Viene fornito un algoritmo su GeeksForGeeks.com per la costruzione di un albero di ricerca binario dal suo preorder traversal.
Dicono che la complessità temporale per il codice seguente è O (n ^ 2). Ma secondo me dovrebbe essere O (nlogn). Sono fiducioso sul calcolo di O () per la maggior parte degli algoritmi, ma qui c'è un algoritmo divide and conquer, che viene eseguito come T(n) = T(n/2) + O(n)
, che a mio avviso dovrebbe funzionare in O (nlogn) con il metodo master?

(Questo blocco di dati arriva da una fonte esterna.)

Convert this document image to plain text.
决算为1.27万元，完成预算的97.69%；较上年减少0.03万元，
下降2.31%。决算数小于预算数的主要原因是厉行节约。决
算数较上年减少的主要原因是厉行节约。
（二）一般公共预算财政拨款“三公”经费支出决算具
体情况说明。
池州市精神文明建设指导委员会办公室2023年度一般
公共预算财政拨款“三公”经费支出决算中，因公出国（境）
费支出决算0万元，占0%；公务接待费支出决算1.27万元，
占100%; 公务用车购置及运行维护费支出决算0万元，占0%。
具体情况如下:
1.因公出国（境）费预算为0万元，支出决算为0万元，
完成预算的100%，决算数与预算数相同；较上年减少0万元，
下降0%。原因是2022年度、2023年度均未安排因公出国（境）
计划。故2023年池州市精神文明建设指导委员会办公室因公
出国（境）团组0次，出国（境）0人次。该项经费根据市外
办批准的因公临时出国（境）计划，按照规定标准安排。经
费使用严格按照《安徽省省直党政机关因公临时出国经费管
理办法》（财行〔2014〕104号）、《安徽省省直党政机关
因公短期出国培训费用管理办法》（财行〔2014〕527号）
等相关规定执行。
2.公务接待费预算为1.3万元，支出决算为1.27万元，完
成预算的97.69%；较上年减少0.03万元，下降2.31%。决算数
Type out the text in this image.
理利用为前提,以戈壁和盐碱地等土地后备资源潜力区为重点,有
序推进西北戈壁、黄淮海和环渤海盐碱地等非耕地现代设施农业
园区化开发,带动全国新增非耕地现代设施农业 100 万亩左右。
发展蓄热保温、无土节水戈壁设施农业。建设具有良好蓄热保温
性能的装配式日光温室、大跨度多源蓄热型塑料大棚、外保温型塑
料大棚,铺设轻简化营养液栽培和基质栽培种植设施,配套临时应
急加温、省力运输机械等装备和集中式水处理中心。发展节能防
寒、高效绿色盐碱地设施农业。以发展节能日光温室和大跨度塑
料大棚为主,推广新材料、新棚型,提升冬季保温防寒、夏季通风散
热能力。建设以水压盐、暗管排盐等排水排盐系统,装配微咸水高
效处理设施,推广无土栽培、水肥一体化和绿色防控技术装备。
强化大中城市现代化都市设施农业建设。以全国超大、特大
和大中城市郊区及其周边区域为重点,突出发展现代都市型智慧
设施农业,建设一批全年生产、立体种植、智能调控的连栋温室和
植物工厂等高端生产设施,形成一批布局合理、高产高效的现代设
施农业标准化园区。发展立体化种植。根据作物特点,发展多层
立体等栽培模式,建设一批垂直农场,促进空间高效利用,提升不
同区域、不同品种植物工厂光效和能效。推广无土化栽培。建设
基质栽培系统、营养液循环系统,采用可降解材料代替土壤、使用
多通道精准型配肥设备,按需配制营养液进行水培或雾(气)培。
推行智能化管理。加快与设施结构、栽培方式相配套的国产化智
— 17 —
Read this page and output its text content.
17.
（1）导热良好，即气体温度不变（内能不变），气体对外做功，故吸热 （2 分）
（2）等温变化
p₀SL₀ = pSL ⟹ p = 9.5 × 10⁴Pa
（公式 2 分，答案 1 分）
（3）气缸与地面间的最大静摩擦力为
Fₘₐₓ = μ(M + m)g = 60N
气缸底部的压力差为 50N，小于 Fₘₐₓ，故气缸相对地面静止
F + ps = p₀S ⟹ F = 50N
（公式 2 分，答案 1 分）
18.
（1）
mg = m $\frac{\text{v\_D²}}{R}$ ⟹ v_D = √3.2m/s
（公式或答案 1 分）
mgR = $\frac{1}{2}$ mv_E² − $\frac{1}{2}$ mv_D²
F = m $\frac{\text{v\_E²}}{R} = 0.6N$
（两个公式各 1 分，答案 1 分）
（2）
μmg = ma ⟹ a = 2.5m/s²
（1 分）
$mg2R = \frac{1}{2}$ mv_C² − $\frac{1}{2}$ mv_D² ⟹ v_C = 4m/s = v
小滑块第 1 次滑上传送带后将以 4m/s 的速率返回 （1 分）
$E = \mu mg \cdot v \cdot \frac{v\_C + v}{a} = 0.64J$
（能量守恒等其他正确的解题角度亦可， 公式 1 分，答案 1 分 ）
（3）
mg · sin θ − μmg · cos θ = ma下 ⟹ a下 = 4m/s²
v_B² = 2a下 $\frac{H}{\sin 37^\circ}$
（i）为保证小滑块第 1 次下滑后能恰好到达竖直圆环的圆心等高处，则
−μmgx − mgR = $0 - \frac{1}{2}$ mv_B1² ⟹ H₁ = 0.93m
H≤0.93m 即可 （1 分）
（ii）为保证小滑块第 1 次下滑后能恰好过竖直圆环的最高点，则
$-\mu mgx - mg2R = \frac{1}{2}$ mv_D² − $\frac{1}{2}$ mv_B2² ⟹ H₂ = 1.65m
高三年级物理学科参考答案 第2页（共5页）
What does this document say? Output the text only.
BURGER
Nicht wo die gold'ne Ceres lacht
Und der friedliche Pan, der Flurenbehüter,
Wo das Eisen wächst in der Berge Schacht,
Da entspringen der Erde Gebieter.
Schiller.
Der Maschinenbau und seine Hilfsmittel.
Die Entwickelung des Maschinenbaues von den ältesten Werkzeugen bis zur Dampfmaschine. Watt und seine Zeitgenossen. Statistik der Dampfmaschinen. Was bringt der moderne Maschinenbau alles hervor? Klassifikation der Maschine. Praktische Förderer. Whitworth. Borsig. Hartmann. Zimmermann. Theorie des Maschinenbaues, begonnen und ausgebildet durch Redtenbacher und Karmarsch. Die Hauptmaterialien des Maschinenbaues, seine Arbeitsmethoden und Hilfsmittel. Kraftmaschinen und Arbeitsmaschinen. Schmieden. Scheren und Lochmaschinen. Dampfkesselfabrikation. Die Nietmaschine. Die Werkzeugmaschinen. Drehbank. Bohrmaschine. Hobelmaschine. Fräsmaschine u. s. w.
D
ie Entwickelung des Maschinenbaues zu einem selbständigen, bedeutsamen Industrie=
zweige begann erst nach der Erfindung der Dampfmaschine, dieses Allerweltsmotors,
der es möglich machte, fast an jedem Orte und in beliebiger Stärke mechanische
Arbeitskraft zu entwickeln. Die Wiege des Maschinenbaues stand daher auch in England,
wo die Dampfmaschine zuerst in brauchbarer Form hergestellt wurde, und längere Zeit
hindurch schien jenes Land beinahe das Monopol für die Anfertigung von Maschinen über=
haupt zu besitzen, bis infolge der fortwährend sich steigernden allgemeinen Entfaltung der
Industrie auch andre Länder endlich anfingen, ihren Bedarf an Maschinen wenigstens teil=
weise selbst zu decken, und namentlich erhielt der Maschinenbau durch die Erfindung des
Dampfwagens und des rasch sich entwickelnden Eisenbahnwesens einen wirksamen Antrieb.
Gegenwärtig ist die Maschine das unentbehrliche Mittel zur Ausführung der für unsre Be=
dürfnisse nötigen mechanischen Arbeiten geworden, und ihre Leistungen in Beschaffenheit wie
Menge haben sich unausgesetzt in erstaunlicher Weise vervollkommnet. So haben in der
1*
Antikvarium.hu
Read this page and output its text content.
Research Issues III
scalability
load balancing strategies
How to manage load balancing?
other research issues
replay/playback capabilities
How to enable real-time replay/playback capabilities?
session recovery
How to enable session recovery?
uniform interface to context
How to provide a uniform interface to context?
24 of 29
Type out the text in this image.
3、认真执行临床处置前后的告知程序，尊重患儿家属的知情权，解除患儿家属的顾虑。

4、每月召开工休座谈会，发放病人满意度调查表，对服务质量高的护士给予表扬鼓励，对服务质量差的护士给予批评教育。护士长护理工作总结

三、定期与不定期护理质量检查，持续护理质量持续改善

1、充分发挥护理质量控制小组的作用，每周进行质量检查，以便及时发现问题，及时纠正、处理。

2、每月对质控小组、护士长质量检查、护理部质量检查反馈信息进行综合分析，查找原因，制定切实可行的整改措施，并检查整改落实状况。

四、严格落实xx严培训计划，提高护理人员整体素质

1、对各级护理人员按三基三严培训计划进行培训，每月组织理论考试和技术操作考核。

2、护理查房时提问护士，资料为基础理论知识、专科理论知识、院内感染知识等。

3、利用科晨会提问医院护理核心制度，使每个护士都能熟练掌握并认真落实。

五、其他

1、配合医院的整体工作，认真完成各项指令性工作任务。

Qualcuno può dirmi quanto la complessità sia O (n ^ 2)?
L'idea del codice è:
The first element of preorder traversal is always root. We first construct the root. Then we find the index of first element which is greater than root. Let the index be ‘i’. The values between root and ‘i’ will be part of left subtree, and the values between ‘i+1′ and ‘n-1′ will be part of right subtree. Divide given pre[] at index “i” and recur for left and right sub-trees.
For example in {10, 5, 1, 7, 40, 50}, 10 is the first element, so we make it root. Now we look for the first element greater than 10, we find 40.
struct node
{
int data;
struct node *left;
struct node *right;
};
// A utility function to create a node
struct node* newNode (int data)
{
struct node* temp = (struct node *) malloc( sizeof(struct node) );
temp->data = data;
temp->left = temp->right = NULL;
return temp;
}
// A recursive function to construct Full from pre[]. preIndex is used
// to keep track of index in pre[].
struct node* constructTreeUtil (int pre[], int* preIndex,
int low, int high, int size)
{
// Base case
if (*preIndex >= size || low > high)
return NULL;
// The first node in preorder traversal is root. So take the node at
// preIndex from p re[] and make it root, and increment preIndex
struct node* root = newNode ( pre[*preIndex] );
*preIndex = *preIndex + 1;
// If the current subarry has only one element, no need to recur
if (low == high)
return root;
// Search for the first element greater than root
int i;
for ( i = low; i <= high; ++i )
if ( pre[ i ] > root->data )
break;
// Use the index of element found in postorder to divide postorder array in
// two parts. Left subtree and right subtree
root->left = constructTreeUtil ( pre, preIndex, *preIndex, i - 1, size );
root->right = constructTreeUtil ( pre, preIndex, i, high, size );
return root;
}
// The main function to construct BST from given preorder traversal.
// This function mainly uses constructTreeUtil()
struct node *constructTree (int pre[], int size)
{
int preIndex = 0;
return constructTreeUtil (pre, &preIndex, 0, size - 1, size);
}